Dziś w nocy Boston Celtics podejmowali u siebie Cleveland Cavaliers, którzy do tej pory nie przegrali ani jednego spotkania. Po niesamowitym początku sezonu Cavs każdy fan czekał na ich pojedynek z obecnymi mistrzami NBA. Zawodnicy spełnili oczekiwania kibiców, a każdy, kto oglądał ten mecz na żywo na pewno miał później problemy z zaśnięciem. Po emocjonującej końcówce Celtics wygrali w TD Garden 120-117.
Pierwsza kwarta była całkiem wyrównana, jednakże w drugiej doszło do totalnej dominacji Bostonu. Rzucili w niej aż dziewięć trójek w jedenastu próbach! Cleveland nie potrafili poradzić sobie ze sposobem rozrzucania gry Bostonu. W defensywie Cavs wyraźnie było widać brak Isaaca Okoro, który nie został wpisany w protokół przez drobną kontuzję kostki. Pierwsza połowa zakończyła się korzystnym dla Bostonu wynikiem 65-48.
W trzeciej kwarcie doszło do wielkiego powrotu Cleveland. W roli głównej Evan Mobley – 14 punktów oraz tercet z ławki: Georges Niang, Ty Jerome, Craig Porter Jr. – 10 punktów oraz ważne przechwyty. Cavs zminimalizowali przewagę C’s do pięciu oczek.
W czwartej kwarcie było blisko przeważenia szali na stronę Cavs, jednakże Celtics znowu zasypali ich rzutami za trzy (8/19) i swoją genialną obroną zachowali prowadzenie do końca spotkania. Ze składu Bostonu należy wyróżnić najbardziej Jaysona Tatuma (33 pkt., 7 as., 12 zb.).
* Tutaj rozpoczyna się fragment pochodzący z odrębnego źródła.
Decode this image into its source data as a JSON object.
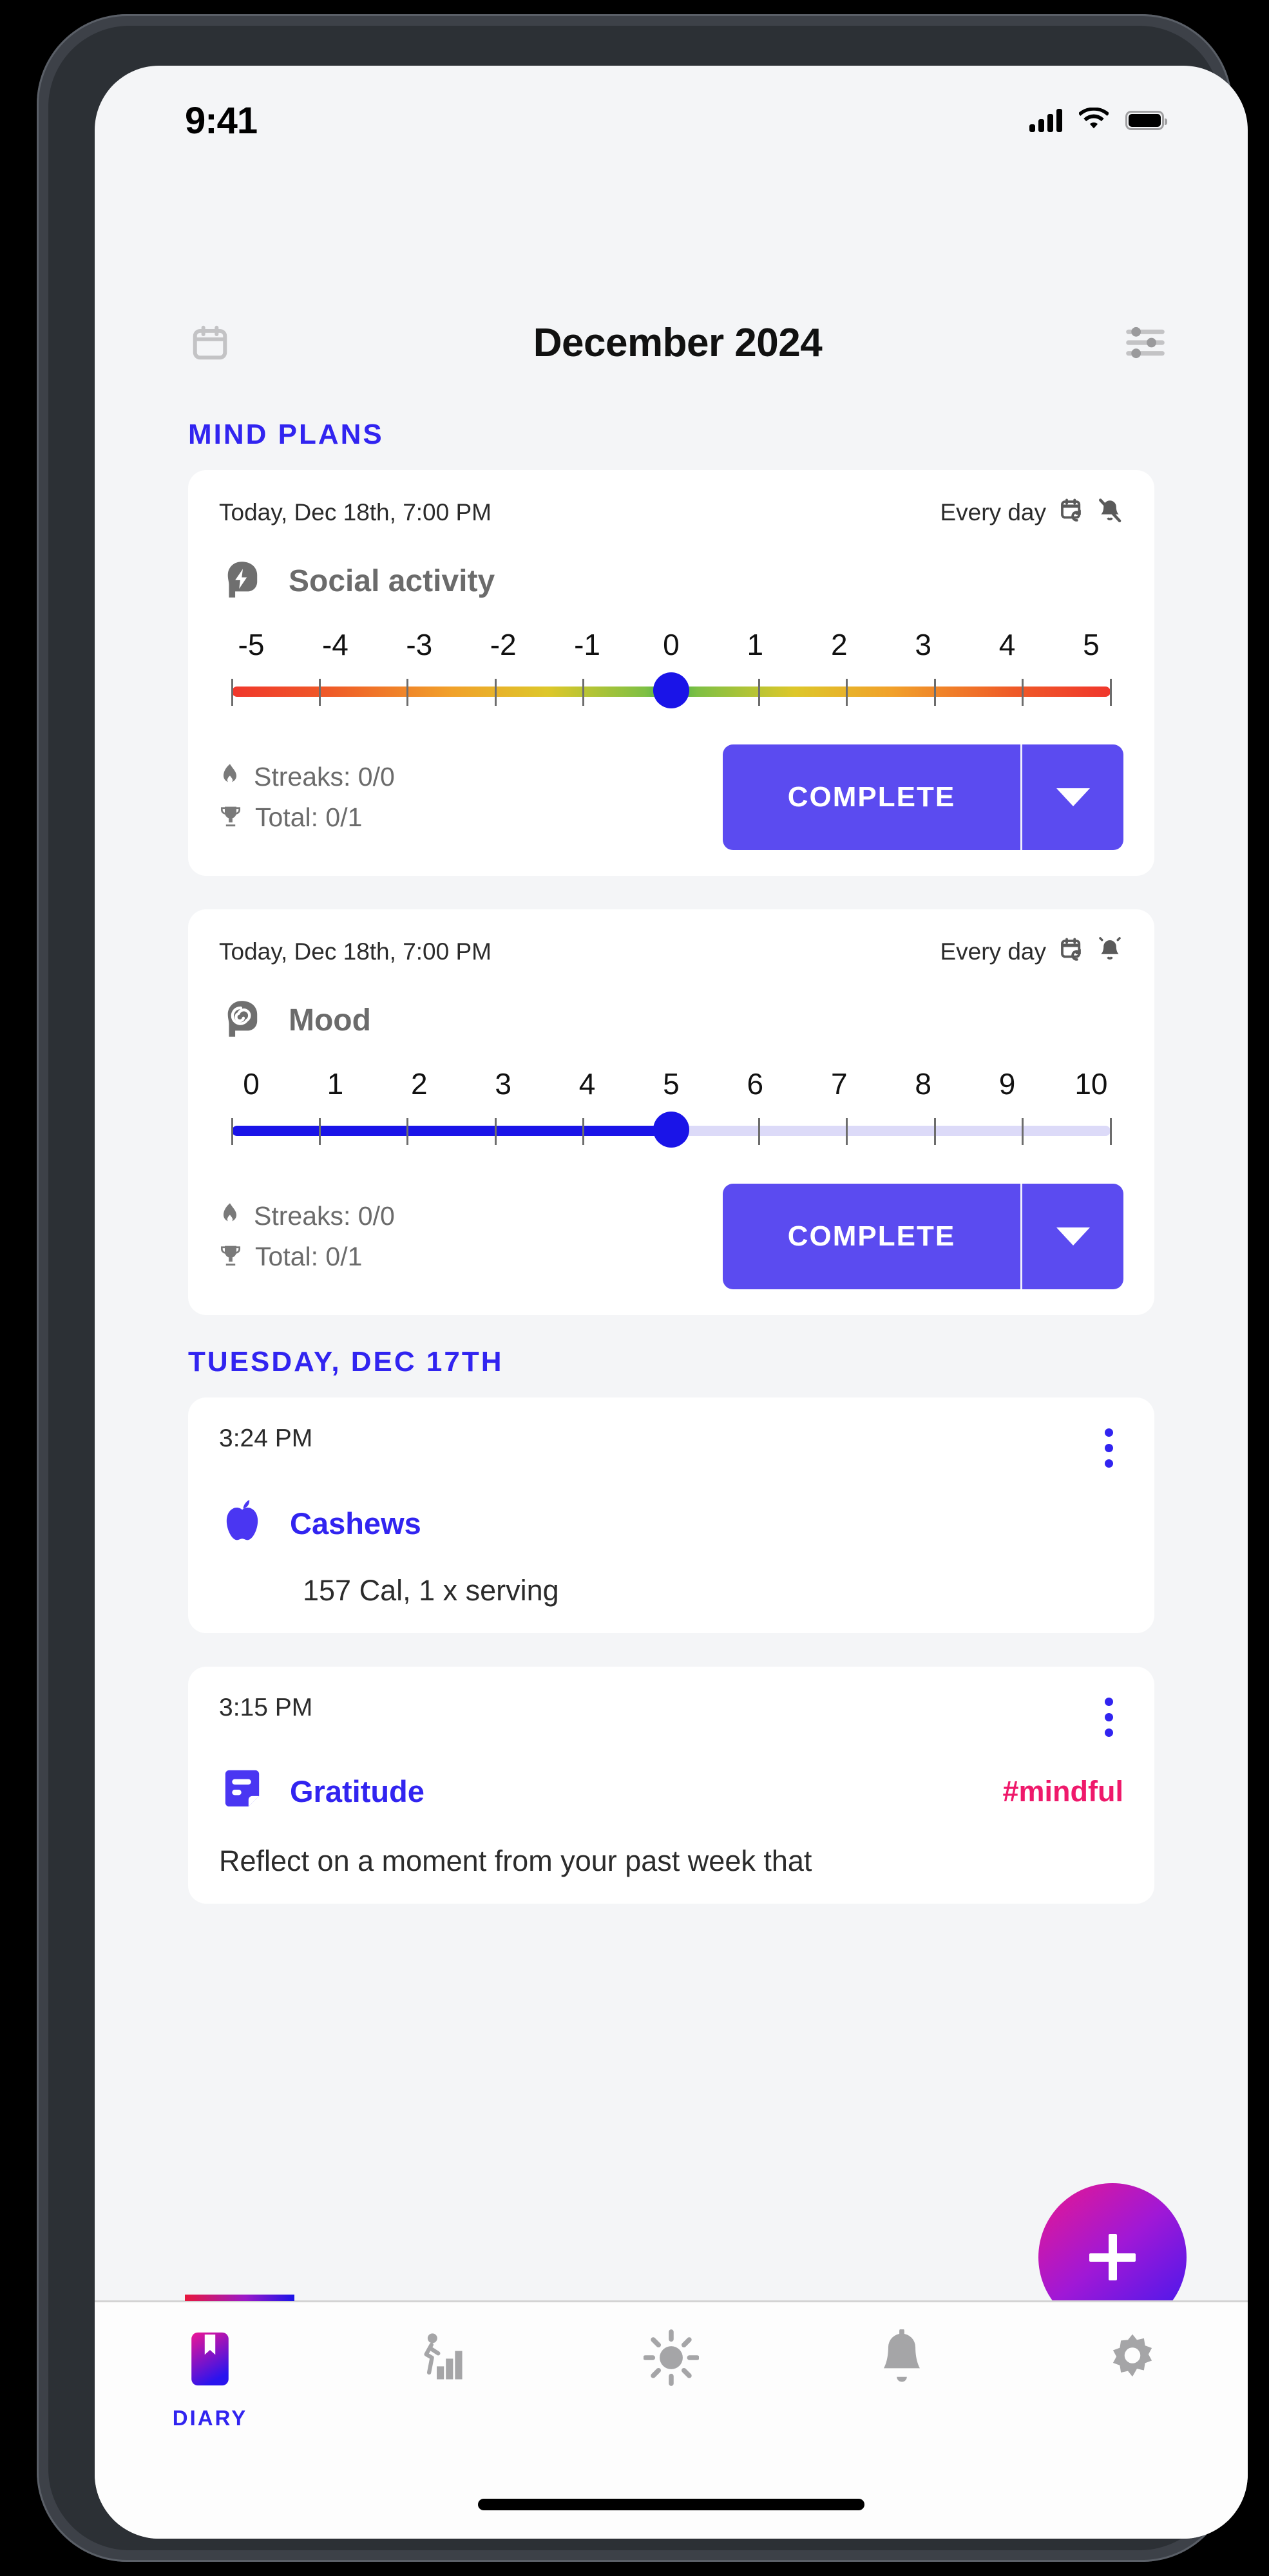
{
  "status_bar": {
    "time": "9:41",
    "cellular_icon": "cellular-signal-icon",
    "wifi_icon": "wifi-icon",
    "battery_icon": "battery-icon"
  },
  "header": {
    "calendar_icon": "calendar-icon",
    "title": "December 2024",
    "filter_icon": "filter-sliders-icon"
  },
  "sections": {
    "mind_plans_title": "MIND PLANS",
    "tuesday_title": "TUESDAY, DEC 17TH"
  },
  "plans": [
    {
      "date": "Today, Dec 18th, 7:00 PM",
      "schedule": "Every day",
      "repeat_icon": "calendar-repeat-icon",
      "notification_icon": "bell-off-icon",
      "icon": "head-lightning-icon",
      "title": "Social activity",
      "slider": {
        "labels": [
          "-5",
          "-4",
          "-3",
          "-2",
          "-1",
          "0",
          "1",
          "2",
          "3",
          "4",
          "5"
        ],
        "min": -5,
        "max": 5,
        "value": 0,
        "track_style": "rainbow"
      },
      "streaks_icon": "flame-icon",
      "streaks_label": "Streaks: 0/0",
      "total_icon": "trophy-icon",
      "total_label": "Total: 0/1",
      "complete_label": "COMPLETE",
      "dropdown_icon": "chevron-down-icon"
    },
    {
      "date": "Today, Dec 18th, 7:00 PM",
      "schedule": "Every day",
      "repeat_icon": "calendar-repeat-icon",
      "notification_icon": "bell-on-icon",
      "icon": "head-spiral-icon",
      "title": "Mood",
      "slider": {
        "labels": [
          "0",
          "1",
          "2",
          "3",
          "4",
          "5",
          "6",
          "7",
          "8",
          "9",
          "10"
        ],
        "min": 0,
        "max": 10,
        "value": 5,
        "track_style": "blue-fill"
      },
      "streaks_icon": "flame-icon",
      "streaks_label": "Streaks: 0/0",
      "total_icon": "trophy-icon",
      "total_label": "Total: 0/1",
      "complete_label": "COMPLETE",
      "dropdown_icon": "chevron-down-icon"
    }
  ],
  "entries": [
    {
      "time": "3:24 PM",
      "menu_icon": "kebab-menu-icon",
      "icon": "apple-icon",
      "title": "Cashews",
      "tag": "",
      "subtitle": "157 Cal, 1 x serving",
      "body": ""
    },
    {
      "time": "3:15 PM",
      "menu_icon": "kebab-menu-icon",
      "icon": "note-icon",
      "title": "Gratitude",
      "tag": "#mindful",
      "subtitle": "",
      "body": "Reflect on a moment from your past week that"
    }
  ],
  "fab": {
    "icon": "plus-icon"
  },
  "bottom_nav": [
    {
      "icon": "bookmark-icon",
      "label": "DIARY",
      "active": true
    },
    {
      "icon": "activity-progress-icon",
      "label": "",
      "active": false
    },
    {
      "icon": "sun-brightness-icon",
      "label": "",
      "active": false
    },
    {
      "icon": "bell-icon",
      "label": "",
      "active": false
    },
    {
      "icon": "gear-icon",
      "label": "",
      "active": false
    }
  ],
  "colors": {
    "accent_blue": "#3124f0",
    "button_purple": "#5b4bf0",
    "tag_pink": "#ef196b",
    "screen_bg": "#f4f5f7"
  }
}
Kiedy trzeba było oddać rzut za trzy z wolnej pozycji lub w grze jeden na jeden, nie mylił się, a kiedy trzeba było spenetrować pod kosz, używał swoich warunków i atletyzmu do prostych wykończeń dwutaktem lub znajdował wolnych kolegów na obwodzie. W defensywie najbardziej zasłużył się Al Horford, który skutecznie bronił obręczy zmuszając Cavs do niecelnych rzutów lub po prostu blokował je. Zanotował 20 oczek, 7 zbiórek oraz 3 bloki. W Cavs najwięcej punktów rzucił Donovan Mitchell (35), lecz przy nie najlepszej skuteczności (44%). Drugi obwodowy Cleveland, Darius Garland zagrał swój najgorszy mecz tego sezonu. Zdobył zaledwie 8 punktów.
Zawodnicy Cleveland pomimo porażki pokazali się z bardzo dobrej strony. Ich kolejne starcie z Boston Celtics odbędzie się 1 grudnia. Ta rywalizacja ma potencjał na najbardziej emocjonującą serię Playoffs tego sezonu.